One variety of fig and another variety of plum seemed to be the most popular amongst the chimpanzees, eaten at a much higher frequency than other fruits available in the forest. These fruits also had the highest alcohol levels of the 21 fruit species sampled.
"Across all sites, male and female chimpanzees are consuming about 14 grams of pure ethanol per day in their diet, which is the equivalent to one standard American drink," said Maro, noting that when body mass is adjusted, the average increases to nearly two drinks. "Human attraction to alcohol probably arose from this dietary heritage of our common ancestor with chimpanzees."
Primatologists estimate that chimpanzees consume around 10 pounds of fruit daily, making up nearly 75% of their diet. This means daily alcohol intake is still significant, even if ethanol levels are too low to cause significant intoxication.
The study, published Wednesday in Science Advances, supports the idea that alcohol was a regular part of our ancestors' diets -- possibly explaining modern humans' attraction to it.

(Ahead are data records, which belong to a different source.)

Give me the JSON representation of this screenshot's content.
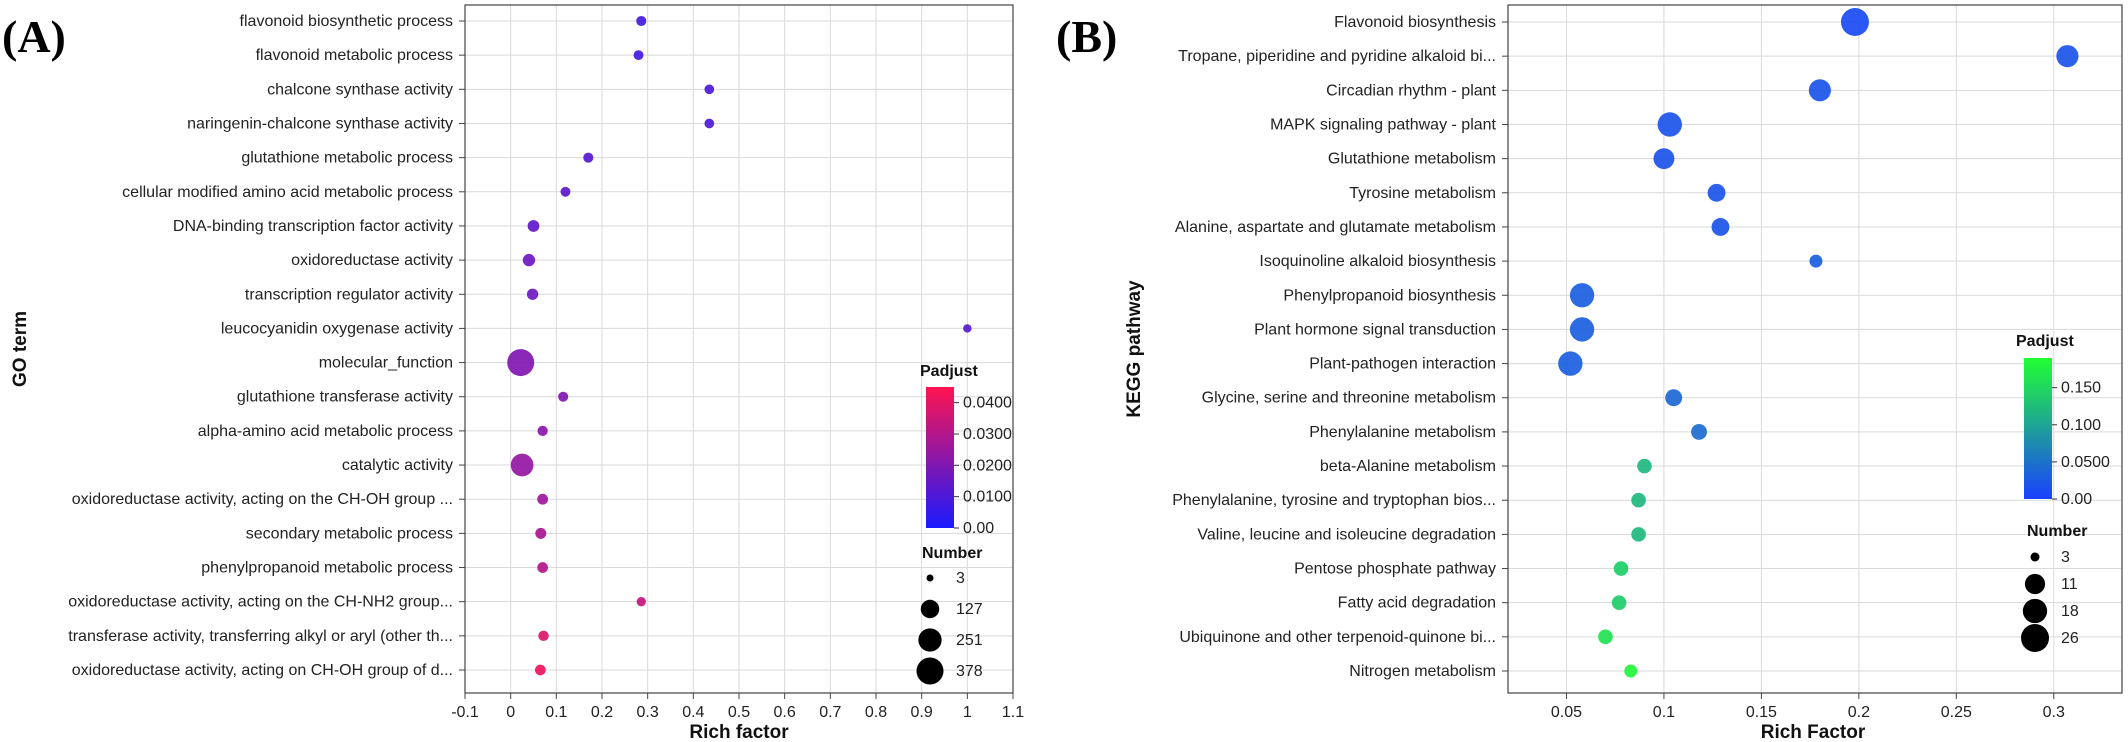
{
  "panels": [
    {
      "panel_label": "(A)",
      "chart_data": {
        "type": "scatter",
        "xlabel": "Rich factor",
        "ylabel": "GO term",
        "xlim": [
          -0.1,
          1.1
        ],
        "xticks": [
          "-0.1",
          "0",
          "0.1",
          "0.2",
          "0.3",
          "0.4",
          "0.5",
          "0.6",
          "0.7",
          "0.8",
          "0.9",
          "1",
          "1.1"
        ],
        "grid": true,
        "categories": [
          "flavonoid biosynthetic process",
          "flavonoid metabolic process",
          "chalcone synthase activity",
          "naringenin-chalcone synthase activity",
          "glutathione metabolic process",
          "cellular modified amino acid metabolic process",
          "DNA-binding transcription factor activity",
          "oxidoreductase activity",
          "transcription regulator activity",
          "leucocyanidin oxygenase activity",
          "molecular_function",
          "glutathione transferase activity",
          "alpha-amino acid metabolic process",
          "catalytic activity",
          "oxidoreductase activity, acting on the CH-OH group ...",
          "secondary metabolic process",
          "phenylpropanoid metabolic process",
          "oxidoreductase activity, acting on the CH-NH2 group...",
          "transferase activity, transferring alkyl or aryl (other th...",
          "oxidoreductase activity, acting on CH-OH group of d..."
        ],
        "rich_factor": [
          0.286,
          0.28,
          0.435,
          0.435,
          0.17,
          0.12,
          0.05,
          0.04,
          0.048,
          1.0,
          0.022,
          0.115,
          0.07,
          0.025,
          0.07,
          0.066,
          0.07,
          0.286,
          0.072,
          0.065
        ],
        "number": [
          12,
          11,
          10,
          10,
          12,
          11,
          24,
          30,
          21,
          5,
          378,
          12,
          13,
          235,
          17,
          18,
          16,
          8,
          14,
          16
        ],
        "padjust": [
          0.008,
          0.008,
          0.01,
          0.01,
          0.012,
          0.013,
          0.014,
          0.016,
          0.016,
          0.012,
          0.02,
          0.02,
          0.022,
          0.024,
          0.026,
          0.028,
          0.03,
          0.034,
          0.038,
          0.042
        ],
        "color_legend": {
          "title": "Padjust",
          "ticks": [
            "0.0400",
            "0.0300",
            "0.0200",
            "0.0100",
            "0.00"
          ],
          "max": 0.045,
          "colors": [
            "#1a1aff",
            "#ff1450"
          ]
        },
        "size_legend": {
          "title": "Number",
          "labels": [
            "3",
            "127",
            "251",
            "378"
          ],
          "values": [
            3,
            127,
            251,
            378
          ]
        }
      }
    },
    {
      "panel_label": "(B)",
      "chart_data": {
        "type": "scatter",
        "xlabel": "Rich Factor",
        "ylabel": "KEGG pathway",
        "xlim": [
          0.02,
          0.335
        ],
        "xticks": [
          "0.05",
          "0.1",
          "0.15",
          "0.2",
          "0.25",
          "0.3"
        ],
        "grid": true,
        "categories": [
          "Flavonoid biosynthesis",
          "Tropane, piperidine and pyridine alkaloid bi...",
          "Circadian rhythm - plant",
          "MAPK signaling pathway - plant",
          "Glutathione metabolism",
          "Tyrosine metabolism",
          "Alanine, aspartate and glutamate metabolism",
          "Isoquinoline alkaloid biosynthesis",
          "Phenylpropanoid biosynthesis",
          "Plant hormone signal transduction",
          "Plant-pathogen interaction",
          "Glycine, serine and threonine metabolism",
          "Phenylalanine metabolism",
          "beta-Alanine metabolism",
          "Phenylalanine, tyrosine and tryptophan bios...",
          "Valine, leucine and isoleucine degradation",
          "Pentose phosphate pathway",
          "Fatty acid degradation",
          "Ubiquinone and other terpenoid-quinone bi...",
          "Nitrogen metabolism"
        ],
        "rich_factor": [
          0.198,
          0.307,
          0.18,
          0.103,
          0.1,
          0.127,
          0.129,
          0.178,
          0.058,
          0.058,
          0.052,
          0.105,
          0.118,
          0.09,
          0.087,
          0.087,
          0.078,
          0.077,
          0.07,
          0.083
        ],
        "number": [
          26,
          14,
          14,
          18,
          12,
          8,
          8,
          4,
          18,
          18,
          18,
          7,
          6,
          5,
          5,
          5,
          5,
          5,
          5,
          4
        ],
        "padjust": [
          0.01,
          0.02,
          0.02,
          0.02,
          0.02,
          0.02,
          0.02,
          0.03,
          0.03,
          0.03,
          0.03,
          0.04,
          0.045,
          0.12,
          0.12,
          0.12,
          0.14,
          0.14,
          0.16,
          0.18
        ],
        "color_legend": {
          "title": "Padjust",
          "ticks": [
            "0.150",
            "0.100",
            "0.0500",
            "0.00"
          ],
          "max": 0.19,
          "colors": [
            "#1a40ff",
            "#22ff33"
          ]
        },
        "size_legend": {
          "title": "Number",
          "labels": [
            "3",
            "11",
            "18",
            "26"
          ],
          "values": [
            3,
            11,
            18,
            26
          ]
        }
      }
    }
  ]
}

"One of the reasons this has been a tempting target but no one's gone after it is because it's so hard to do in a field site where there are wild primates eating known fruits," said Dudley, who is a senior author of the paper alongside first author Maro. "This dataset has not existed before, and it has been a contentious issue."
Alcohol consumption isn't just limited to primates, Dudley explained. Almost all fruit-eating animals, including elephants and birds, likely metabolize alcohol as part of their diets.
The smell of alcohol may help animals locate sugar-rich, and therefore energy-rich, food, Dudley suggested. Alcohol could also enhance the eating experience or promote social bonding in animals.
Looking into our past and evolutionary background can be key in explaining and fighting modern issues such as alcoholism, Dudley explained. The research "points to the need for additional federal funding for research into alcohol attraction and abuse by modern humans," said Dudley.